2025年9月29日月曜日

※PW制【ライヴレポ】FANCLUB UNDERWORLD 6 横浜 day.2(夜公演)





ということでFC会員だけ見られるよう、パスワード制限を設けたのでFCUW6の内容について書いていくことにする。

普通にネタバレしていくのでご注意いただきたい。

横浜2日目の夜公演は18時開演と社会人殺しなので、当日は午後半休を取った。

2日目は昼公演もあるし、初日は19時開演なのにどうして……まぁ早く終わる分には助かったのだが。

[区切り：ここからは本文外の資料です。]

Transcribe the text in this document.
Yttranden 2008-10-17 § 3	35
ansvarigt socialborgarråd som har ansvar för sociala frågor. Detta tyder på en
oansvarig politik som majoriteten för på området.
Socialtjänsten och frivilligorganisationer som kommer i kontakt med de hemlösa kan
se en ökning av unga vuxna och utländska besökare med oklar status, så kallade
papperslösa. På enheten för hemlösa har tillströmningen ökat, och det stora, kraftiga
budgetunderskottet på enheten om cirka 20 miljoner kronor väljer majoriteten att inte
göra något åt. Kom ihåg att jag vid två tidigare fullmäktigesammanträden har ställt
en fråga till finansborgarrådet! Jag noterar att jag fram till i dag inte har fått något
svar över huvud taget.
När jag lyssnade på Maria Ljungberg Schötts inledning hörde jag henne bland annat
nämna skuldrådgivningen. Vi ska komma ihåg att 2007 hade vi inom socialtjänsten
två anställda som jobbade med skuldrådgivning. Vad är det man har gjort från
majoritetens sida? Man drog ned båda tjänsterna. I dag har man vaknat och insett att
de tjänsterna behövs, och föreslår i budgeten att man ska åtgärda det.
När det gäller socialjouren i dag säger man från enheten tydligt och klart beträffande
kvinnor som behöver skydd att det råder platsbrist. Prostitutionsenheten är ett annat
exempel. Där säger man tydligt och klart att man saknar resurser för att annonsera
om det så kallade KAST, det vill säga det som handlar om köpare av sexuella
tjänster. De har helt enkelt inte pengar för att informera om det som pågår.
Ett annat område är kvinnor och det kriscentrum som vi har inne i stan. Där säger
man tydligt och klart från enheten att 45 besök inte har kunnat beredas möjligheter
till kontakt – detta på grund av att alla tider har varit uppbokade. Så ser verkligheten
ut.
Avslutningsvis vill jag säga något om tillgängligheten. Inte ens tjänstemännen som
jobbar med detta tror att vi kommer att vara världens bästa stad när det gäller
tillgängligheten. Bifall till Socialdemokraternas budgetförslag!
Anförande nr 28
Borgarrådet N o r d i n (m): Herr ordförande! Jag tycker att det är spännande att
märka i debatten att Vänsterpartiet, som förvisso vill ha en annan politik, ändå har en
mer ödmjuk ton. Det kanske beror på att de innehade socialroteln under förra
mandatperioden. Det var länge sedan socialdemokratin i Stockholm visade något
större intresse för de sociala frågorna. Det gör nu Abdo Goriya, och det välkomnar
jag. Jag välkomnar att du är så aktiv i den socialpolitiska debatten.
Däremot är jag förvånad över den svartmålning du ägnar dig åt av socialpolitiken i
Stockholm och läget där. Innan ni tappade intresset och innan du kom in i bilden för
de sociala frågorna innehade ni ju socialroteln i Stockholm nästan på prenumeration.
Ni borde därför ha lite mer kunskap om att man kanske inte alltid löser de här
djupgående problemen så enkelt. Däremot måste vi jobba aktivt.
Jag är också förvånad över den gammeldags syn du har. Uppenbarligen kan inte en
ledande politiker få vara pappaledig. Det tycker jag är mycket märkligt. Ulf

会場はKT Zepp Yokohama。初めての会場だが、比較的アクセスは楽だし、何より音が良かったので良い会場だ。


入場。
整理番号が圧倒的終盤だったので、開き直って2階席へ。先に入っていた相棒と合流。

入場のとき、ライヴハウスとしてはあまりないなと思ったのが、整理番号で入ったあと、中でもう一度番号呼び出しがあったことだ。

なぜ二度手間を?と疑問だったんだけど書いてて気づいた。今回は身分証明がチケット+身分証+電子会員カードだったので、先にIDチェック終わらせたかったのか。


ステージには幕が掛かっていて「foo?」のコンセプトカラーのピンクをベースに「FCUW6」とか「PornoGraffitti」などの言葉が映って、たまに動いていて。

開場中のSEはなく、環境音的に”INNERVISIONS”のイントロのティリッティリッが流れている。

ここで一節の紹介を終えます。